Influence of polyimide precursor synthesis route and ortho-position functional group on thermally rearranged (TR) polymer properties: Pure gas permeability and selectivity

• Published in: Journal of membrane science Vol. 463; pp. 73 - 81
• Main Authors: Sanders, David F., Guo, Ruilan, Smith, Zachary P., Stevens, Kevin A., Liu, Qiang, McGrath, James E., Paul, Donald R., Freeman, Benny D.
• Format: Journal Article
• Language: English
• Published: Amsterdam Elsevier B.V 01.08.2014; Elsevier
• Subjects: 6FDA; Acetates; Applied sciences; Carbon dioxide; Chemistry; Colloidal state and disperse state; Conversion; Dianhydrides; Exact sciences and technology; Exchange resins and membranes; Forms of application and semi-finished materials; General and physical chemistry; HAB; Membranes; Permeability; Polybenzoxazole; Polyimide resins; Polymer industry, paints, wood; Rings (mathematics); Selectivity; Technology of polymers; TR polymer; HAB; TR polymer; Polybenzoxazole; 6FDA; Polyimide; Polymeric membrane; Gas permeability; Synthesis; Polymer; Selectivity; Precursor; Functional group
• ISSN: 0376-7388; 1873-3123
• DOI: 10.1016/j.memsci.2014.03.032

Pure gas permeability coefficients of CH4, N2, O2, CO2, and H2 are reported for thermally rearranged (TR) polymers derived from polyimides based on 3,3′-dihydroxy-4,4′-diamino-biphenyl and 2,2′-bis-(3,4-dicarboxyphenyl) hexafluoropropane dianhydride (HAB-6FDA).
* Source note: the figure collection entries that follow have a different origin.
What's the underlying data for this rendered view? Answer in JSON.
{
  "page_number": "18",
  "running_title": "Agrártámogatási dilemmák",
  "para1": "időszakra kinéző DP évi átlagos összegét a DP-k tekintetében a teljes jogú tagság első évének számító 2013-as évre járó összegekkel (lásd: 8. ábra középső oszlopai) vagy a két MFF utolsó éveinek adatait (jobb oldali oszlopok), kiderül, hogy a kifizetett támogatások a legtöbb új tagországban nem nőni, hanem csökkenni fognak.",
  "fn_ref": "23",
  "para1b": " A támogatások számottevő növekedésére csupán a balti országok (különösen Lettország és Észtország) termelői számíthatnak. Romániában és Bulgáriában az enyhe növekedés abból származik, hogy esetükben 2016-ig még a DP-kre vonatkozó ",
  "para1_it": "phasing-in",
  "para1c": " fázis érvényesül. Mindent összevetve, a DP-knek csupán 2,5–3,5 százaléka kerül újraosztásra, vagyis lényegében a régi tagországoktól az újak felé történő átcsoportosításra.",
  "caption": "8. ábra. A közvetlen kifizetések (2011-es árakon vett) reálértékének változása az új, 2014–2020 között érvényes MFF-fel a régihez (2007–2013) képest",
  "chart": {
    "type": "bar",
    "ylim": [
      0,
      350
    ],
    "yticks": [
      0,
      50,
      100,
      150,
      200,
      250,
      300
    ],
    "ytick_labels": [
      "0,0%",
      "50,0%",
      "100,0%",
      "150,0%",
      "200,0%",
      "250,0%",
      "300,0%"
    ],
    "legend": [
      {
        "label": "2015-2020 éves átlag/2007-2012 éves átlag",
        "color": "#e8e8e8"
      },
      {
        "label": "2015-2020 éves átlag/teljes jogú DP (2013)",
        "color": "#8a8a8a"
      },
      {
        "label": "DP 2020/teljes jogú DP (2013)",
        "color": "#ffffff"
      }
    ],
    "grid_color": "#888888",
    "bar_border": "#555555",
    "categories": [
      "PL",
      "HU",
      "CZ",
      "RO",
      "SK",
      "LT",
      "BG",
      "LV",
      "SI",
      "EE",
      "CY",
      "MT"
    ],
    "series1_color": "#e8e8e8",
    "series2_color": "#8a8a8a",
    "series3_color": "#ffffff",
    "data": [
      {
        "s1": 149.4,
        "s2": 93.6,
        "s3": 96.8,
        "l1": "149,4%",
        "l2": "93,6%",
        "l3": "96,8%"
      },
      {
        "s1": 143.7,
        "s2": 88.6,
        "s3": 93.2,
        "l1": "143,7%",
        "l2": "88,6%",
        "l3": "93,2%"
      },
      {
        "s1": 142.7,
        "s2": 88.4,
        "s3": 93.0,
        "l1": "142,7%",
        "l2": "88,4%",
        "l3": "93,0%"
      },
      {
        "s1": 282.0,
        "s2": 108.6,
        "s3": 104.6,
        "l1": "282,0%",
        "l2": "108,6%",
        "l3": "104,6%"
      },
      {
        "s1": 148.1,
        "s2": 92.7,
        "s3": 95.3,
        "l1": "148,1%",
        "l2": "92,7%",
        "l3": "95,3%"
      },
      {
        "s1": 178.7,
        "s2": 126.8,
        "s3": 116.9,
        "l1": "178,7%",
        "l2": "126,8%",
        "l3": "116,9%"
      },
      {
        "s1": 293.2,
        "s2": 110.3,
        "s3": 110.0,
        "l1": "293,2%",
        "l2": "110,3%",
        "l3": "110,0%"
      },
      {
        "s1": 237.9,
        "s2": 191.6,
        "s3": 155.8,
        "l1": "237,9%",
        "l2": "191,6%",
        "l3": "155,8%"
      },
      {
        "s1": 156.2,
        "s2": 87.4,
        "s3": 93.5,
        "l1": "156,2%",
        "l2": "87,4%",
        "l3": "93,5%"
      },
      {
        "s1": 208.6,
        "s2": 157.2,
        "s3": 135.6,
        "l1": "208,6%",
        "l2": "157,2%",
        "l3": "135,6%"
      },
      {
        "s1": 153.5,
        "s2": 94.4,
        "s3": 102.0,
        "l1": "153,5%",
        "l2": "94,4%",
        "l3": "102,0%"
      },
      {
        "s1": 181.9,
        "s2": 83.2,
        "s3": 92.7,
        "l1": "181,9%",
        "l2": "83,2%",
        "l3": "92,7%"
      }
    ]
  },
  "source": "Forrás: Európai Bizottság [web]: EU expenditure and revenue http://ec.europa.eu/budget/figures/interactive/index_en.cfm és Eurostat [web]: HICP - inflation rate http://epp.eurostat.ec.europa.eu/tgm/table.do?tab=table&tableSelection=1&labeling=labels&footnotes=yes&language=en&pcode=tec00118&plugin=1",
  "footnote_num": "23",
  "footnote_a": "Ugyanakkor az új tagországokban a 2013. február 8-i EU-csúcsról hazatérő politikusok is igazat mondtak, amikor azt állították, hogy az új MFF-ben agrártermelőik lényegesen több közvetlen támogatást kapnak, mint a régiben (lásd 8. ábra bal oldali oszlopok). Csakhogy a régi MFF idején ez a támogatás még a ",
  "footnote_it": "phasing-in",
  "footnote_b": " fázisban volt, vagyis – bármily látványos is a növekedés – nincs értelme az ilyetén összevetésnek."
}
These HAB-6FDA polymers were prepared with hydroxyl, acetate, propanoate, and pivalate groups in the ortho-position to the imide ring. Polymers with acetate ortho-position groups were synthesized via either thermal or chemical imidization. Pure gas permeability was approximately five times higher after rearrangement at 450°C in TR polymers from polyimides with acetate, propanoate, and pivalate ortho-position groups relative to TR polymers prepared from polyimides with hydroxyl ortho-position groups. In samples with non-hydroxyl ortho-position groups, those with larger ortho-position groups had higher gas permeability for TR conversions less than roughly 60%, but permeability increased to similar values as conversion exceeded 60%. In all samples, the CO2/CH4 selectivity also approached a similar value as TR conversion increased. Despite their higher permeability, fractional free volume was not significantly higher in TR polymers from polyimides bearing non-hydroxyl ortho-position groups than in samples with hydroxyl ortho-position groups. Therefore, average free volume alone cannot explain this behavior, suggesting that free volume distribution is likely affected by these groups. •Decouples effects of synthesis route and precursor pendant group on gas transport.•Compares the effect of several precursor pendant groups on TR polymer properties.•Examines permeability increases after rearrangement and FFV increases.